Page last updated at 00:00 GMT, Friday, 20 March 2009

Maggot therapy hope 'premature'

There has been increasing interest in use of maggots in wound healing

Maggots may not have the miracle healing properties that have been claimed, a UK study suggests.

Researchers comparing maggots with a standard "hydrogel" in treating leg ulcers found little difference.

Recent excitement over using maggots to speed up healing and even reduce MRSA infections in leg ulcers seems to have been premature, they said.

The British Medical Journal study is the first to compare maggots with standard treatment.

Leg ulcers can be very difficult to treat and after use of high-compression bandages only about half are healed within 16 weeks.

One common treatment is to use a water-based gel to keep the wound moist and promote the natural healing process.

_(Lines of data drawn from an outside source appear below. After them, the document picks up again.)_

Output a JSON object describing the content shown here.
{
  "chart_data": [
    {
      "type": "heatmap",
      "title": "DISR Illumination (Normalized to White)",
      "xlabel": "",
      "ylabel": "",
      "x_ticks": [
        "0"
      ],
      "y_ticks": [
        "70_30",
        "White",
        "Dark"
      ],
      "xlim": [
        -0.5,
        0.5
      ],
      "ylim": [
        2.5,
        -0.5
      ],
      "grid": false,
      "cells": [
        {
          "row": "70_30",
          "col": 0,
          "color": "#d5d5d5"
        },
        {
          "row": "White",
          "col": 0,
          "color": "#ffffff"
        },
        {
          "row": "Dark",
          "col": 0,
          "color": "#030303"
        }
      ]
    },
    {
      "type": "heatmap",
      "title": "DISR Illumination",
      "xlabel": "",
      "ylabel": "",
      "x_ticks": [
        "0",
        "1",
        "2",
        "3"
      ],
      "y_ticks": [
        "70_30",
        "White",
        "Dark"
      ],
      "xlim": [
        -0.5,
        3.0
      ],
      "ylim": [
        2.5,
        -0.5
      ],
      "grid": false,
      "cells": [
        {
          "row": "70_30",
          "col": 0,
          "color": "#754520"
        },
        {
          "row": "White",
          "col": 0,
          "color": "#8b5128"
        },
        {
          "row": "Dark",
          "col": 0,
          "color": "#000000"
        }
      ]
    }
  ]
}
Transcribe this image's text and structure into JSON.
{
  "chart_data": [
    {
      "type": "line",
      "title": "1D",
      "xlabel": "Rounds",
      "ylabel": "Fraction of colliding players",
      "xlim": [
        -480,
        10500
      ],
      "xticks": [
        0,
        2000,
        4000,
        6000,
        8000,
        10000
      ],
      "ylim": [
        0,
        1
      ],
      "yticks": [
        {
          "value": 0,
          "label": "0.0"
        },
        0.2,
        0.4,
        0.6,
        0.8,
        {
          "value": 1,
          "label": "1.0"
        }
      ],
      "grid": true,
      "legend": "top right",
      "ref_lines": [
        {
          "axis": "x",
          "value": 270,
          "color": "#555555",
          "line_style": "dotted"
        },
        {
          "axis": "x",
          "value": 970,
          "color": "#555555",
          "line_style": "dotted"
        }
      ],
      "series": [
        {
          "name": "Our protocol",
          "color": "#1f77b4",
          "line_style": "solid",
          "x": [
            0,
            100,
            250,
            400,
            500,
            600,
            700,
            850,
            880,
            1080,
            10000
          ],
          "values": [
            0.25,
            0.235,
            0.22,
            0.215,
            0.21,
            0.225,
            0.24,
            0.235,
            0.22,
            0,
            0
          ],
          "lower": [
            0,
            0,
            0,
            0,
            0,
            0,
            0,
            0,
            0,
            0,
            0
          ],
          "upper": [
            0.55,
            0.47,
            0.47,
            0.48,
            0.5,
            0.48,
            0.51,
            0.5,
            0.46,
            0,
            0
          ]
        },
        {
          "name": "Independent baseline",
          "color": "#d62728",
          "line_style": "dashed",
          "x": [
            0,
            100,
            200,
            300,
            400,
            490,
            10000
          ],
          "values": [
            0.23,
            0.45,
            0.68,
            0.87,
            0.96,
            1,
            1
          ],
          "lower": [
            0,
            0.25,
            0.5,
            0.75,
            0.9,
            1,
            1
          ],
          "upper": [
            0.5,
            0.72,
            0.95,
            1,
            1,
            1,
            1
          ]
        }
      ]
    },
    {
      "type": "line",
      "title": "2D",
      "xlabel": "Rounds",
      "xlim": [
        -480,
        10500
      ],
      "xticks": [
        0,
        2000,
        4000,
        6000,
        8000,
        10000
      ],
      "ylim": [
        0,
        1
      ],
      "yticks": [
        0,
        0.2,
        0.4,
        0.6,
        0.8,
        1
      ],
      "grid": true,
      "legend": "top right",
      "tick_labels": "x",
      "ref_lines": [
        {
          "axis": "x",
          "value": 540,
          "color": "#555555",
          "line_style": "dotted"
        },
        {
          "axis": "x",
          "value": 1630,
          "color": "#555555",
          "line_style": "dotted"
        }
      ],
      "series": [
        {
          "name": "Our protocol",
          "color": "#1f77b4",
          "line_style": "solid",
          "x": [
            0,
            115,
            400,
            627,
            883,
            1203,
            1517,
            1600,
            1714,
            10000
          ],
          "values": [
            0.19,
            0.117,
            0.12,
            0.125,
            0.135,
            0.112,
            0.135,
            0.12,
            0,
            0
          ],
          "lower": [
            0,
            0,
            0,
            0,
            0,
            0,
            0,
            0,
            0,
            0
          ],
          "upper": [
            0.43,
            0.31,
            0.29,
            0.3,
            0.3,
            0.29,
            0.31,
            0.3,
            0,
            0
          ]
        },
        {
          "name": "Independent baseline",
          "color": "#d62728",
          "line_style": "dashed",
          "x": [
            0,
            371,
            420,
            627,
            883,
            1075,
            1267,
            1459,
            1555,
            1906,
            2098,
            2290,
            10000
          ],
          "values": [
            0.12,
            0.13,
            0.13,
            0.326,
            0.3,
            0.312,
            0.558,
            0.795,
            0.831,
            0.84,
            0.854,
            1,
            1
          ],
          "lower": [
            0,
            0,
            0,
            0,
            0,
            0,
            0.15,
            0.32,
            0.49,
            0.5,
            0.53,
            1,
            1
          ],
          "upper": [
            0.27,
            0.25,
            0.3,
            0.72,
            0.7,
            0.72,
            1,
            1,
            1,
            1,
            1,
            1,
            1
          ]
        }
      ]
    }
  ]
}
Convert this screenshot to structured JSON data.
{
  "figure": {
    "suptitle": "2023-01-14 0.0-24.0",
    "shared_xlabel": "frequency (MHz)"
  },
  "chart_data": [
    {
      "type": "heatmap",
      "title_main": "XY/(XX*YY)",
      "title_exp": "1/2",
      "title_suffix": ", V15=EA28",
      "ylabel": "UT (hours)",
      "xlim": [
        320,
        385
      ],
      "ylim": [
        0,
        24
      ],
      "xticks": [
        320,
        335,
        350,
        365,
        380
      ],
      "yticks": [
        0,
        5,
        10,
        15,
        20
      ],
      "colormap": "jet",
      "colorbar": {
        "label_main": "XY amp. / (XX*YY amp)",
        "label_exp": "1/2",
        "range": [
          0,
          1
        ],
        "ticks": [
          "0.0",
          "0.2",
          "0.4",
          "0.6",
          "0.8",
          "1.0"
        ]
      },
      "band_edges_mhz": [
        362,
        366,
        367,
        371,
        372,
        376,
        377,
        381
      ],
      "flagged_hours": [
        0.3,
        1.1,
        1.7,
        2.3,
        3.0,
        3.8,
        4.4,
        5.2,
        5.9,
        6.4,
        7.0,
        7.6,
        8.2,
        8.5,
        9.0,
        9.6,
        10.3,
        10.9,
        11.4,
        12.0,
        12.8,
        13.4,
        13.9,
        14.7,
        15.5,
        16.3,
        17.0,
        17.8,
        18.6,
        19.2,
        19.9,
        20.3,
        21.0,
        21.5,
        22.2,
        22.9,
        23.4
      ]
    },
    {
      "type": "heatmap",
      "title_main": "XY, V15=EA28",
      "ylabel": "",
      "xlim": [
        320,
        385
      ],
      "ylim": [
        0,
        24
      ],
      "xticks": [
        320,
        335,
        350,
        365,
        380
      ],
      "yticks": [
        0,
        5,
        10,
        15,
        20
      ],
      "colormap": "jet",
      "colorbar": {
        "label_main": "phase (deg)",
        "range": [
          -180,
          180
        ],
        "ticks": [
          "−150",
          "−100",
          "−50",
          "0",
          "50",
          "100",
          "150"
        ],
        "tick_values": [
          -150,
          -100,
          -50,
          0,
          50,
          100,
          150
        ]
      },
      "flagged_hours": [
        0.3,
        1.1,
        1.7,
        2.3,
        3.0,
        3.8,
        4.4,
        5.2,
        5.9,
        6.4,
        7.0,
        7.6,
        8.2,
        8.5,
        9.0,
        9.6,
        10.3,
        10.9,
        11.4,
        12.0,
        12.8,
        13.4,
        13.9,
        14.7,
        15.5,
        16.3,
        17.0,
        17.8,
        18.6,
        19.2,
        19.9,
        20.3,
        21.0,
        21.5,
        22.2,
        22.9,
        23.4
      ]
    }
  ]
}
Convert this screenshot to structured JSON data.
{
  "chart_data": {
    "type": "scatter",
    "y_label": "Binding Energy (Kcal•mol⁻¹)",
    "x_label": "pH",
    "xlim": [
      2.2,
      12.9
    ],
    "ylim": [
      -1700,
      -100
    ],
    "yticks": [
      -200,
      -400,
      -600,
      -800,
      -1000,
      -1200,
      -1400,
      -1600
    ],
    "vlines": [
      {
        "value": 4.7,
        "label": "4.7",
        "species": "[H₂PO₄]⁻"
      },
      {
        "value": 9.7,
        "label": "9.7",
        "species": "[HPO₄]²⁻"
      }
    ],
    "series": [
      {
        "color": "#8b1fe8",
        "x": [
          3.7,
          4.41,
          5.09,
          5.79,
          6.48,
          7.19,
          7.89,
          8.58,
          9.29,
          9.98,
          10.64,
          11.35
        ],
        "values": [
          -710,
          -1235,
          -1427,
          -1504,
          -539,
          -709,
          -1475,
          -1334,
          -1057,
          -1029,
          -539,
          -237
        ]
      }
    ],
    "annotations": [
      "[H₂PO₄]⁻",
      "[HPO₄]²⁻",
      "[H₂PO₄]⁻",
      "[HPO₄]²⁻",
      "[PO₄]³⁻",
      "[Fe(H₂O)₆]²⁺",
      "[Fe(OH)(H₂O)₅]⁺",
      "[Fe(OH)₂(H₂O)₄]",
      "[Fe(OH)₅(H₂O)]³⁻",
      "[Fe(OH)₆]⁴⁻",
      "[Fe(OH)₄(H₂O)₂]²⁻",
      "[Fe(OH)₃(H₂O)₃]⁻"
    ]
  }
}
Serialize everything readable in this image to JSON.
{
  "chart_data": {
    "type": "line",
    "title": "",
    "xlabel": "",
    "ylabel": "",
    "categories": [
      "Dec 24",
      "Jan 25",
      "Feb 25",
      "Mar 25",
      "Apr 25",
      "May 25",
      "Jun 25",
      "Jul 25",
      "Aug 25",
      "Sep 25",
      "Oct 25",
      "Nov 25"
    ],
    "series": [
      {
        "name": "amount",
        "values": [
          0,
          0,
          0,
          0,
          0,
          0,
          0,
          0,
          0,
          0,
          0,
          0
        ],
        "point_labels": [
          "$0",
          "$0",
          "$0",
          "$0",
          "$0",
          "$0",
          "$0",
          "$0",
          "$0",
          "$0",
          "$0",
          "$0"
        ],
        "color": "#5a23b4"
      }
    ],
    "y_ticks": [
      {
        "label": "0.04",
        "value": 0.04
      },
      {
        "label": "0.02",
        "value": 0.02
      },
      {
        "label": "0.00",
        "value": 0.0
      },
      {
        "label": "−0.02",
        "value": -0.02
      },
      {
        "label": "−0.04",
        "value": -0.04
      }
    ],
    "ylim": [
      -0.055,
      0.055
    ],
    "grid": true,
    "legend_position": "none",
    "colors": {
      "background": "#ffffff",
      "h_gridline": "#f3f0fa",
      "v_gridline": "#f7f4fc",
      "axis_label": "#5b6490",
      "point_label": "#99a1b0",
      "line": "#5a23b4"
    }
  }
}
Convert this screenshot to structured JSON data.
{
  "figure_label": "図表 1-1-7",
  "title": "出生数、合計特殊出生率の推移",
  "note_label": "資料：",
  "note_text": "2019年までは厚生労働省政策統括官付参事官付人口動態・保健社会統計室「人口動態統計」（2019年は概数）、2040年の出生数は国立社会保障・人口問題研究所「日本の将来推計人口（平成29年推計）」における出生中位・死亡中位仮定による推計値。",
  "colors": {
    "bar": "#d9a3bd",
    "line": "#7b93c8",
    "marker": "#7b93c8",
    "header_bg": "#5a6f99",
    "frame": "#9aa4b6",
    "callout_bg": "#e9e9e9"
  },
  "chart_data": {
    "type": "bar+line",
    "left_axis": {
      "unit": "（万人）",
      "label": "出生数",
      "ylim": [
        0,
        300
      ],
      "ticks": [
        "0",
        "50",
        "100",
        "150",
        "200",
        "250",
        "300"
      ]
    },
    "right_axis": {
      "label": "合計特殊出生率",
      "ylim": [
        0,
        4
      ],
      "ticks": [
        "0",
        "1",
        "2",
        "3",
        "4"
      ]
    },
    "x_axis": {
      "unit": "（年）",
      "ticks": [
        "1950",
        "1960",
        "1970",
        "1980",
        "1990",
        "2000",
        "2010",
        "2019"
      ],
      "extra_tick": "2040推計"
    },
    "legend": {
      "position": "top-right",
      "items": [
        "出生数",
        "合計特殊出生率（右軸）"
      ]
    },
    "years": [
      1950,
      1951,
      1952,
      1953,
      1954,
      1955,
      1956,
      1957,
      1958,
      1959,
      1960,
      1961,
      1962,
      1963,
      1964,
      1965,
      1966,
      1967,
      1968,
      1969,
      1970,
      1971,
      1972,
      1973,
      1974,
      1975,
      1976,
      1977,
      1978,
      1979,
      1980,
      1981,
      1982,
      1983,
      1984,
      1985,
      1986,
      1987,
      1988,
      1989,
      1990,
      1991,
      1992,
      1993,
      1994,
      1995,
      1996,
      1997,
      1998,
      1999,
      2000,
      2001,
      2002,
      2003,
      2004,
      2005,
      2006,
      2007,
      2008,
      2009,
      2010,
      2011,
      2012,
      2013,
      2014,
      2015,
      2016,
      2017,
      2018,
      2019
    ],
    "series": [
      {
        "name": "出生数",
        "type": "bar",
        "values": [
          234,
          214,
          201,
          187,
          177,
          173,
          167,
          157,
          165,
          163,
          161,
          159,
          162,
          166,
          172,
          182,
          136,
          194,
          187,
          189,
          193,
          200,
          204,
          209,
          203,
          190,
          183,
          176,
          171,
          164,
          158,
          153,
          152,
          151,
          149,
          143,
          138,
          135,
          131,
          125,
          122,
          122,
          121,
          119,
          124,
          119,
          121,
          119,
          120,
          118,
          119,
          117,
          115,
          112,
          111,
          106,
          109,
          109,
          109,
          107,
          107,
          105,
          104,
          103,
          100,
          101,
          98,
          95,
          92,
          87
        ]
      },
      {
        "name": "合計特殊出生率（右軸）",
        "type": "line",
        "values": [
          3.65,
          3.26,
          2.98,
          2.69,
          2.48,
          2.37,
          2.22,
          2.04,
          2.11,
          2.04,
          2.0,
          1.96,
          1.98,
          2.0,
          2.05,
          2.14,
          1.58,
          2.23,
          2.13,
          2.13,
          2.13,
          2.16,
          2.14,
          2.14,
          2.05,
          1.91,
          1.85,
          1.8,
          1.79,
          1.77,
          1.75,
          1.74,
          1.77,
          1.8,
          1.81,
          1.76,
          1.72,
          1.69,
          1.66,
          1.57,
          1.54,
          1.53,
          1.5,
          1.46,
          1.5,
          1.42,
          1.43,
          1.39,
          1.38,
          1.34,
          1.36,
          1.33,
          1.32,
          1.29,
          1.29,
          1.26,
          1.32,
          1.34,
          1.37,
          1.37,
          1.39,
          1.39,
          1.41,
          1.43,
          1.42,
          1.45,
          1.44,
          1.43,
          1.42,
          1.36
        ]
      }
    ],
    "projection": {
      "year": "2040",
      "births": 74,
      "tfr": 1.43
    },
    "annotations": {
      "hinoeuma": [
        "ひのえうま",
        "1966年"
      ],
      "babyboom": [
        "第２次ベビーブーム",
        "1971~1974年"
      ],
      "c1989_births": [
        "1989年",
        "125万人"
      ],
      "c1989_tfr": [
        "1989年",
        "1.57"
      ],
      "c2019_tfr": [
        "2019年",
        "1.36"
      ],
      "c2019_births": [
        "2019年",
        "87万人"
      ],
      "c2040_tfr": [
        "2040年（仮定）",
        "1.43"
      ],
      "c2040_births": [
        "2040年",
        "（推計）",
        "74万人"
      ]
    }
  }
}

Maggots, or larval therapy, are another option - but it can be more tricky to place them in the wound and they have to be specially ordered which takes a few days.

The theory has been that maggots are effective because they "clean out" dead tissue - a process called debridement - stimulating healing and getting rid of bugs such as MRSA in the process.

But although larval therapy is being used more and more, it has only been tested in one randomised controlled trial of 12 patients, the team said.


In the latest study, 270 patients with leg ulcers from around the UK were treated either with maggots or hydrogel and progress followed for up to a year.

There was no significant difference in the time it took the ulcer to heal between the two treatments or in quality of life.

Maggots were not more effective than hydrogel treatment at reducing the amount of bacteria present or in getting rid of MRSA and were, on average, associated with more pain.

It comes down to the aim of treatment, if for some reason rapid debridement is important, then you would choose larval therapy
Professor Nicky Cullum, study leader

The only benefit seemed to be that the dead tissue in the wound was cleaned out more quickly

A separate study looking at cost-effectiveness estimated there was little to choose between the two therapies.

Study leader Professor Nicky Cullum, deputy head of health sciences at the University of York, said the resurgence in interest in using maggots had been "premature".

"The ulcers treated with larval therapy did get cleaner - which is not surprising as they're an active debriding agent - but that rapid cleaning did not lead to rapid healing."

She said it would be up to clinicians to decide which was the most appropriate for their patients, but in general there was no extra benefit from maggots over standard therapy.

"It comes down to the aim of treatment. If for some reason rapid debridement is important, then you would choose larval therapy - for example if someone was having a skin graft.

"This will help them make more informed decisions."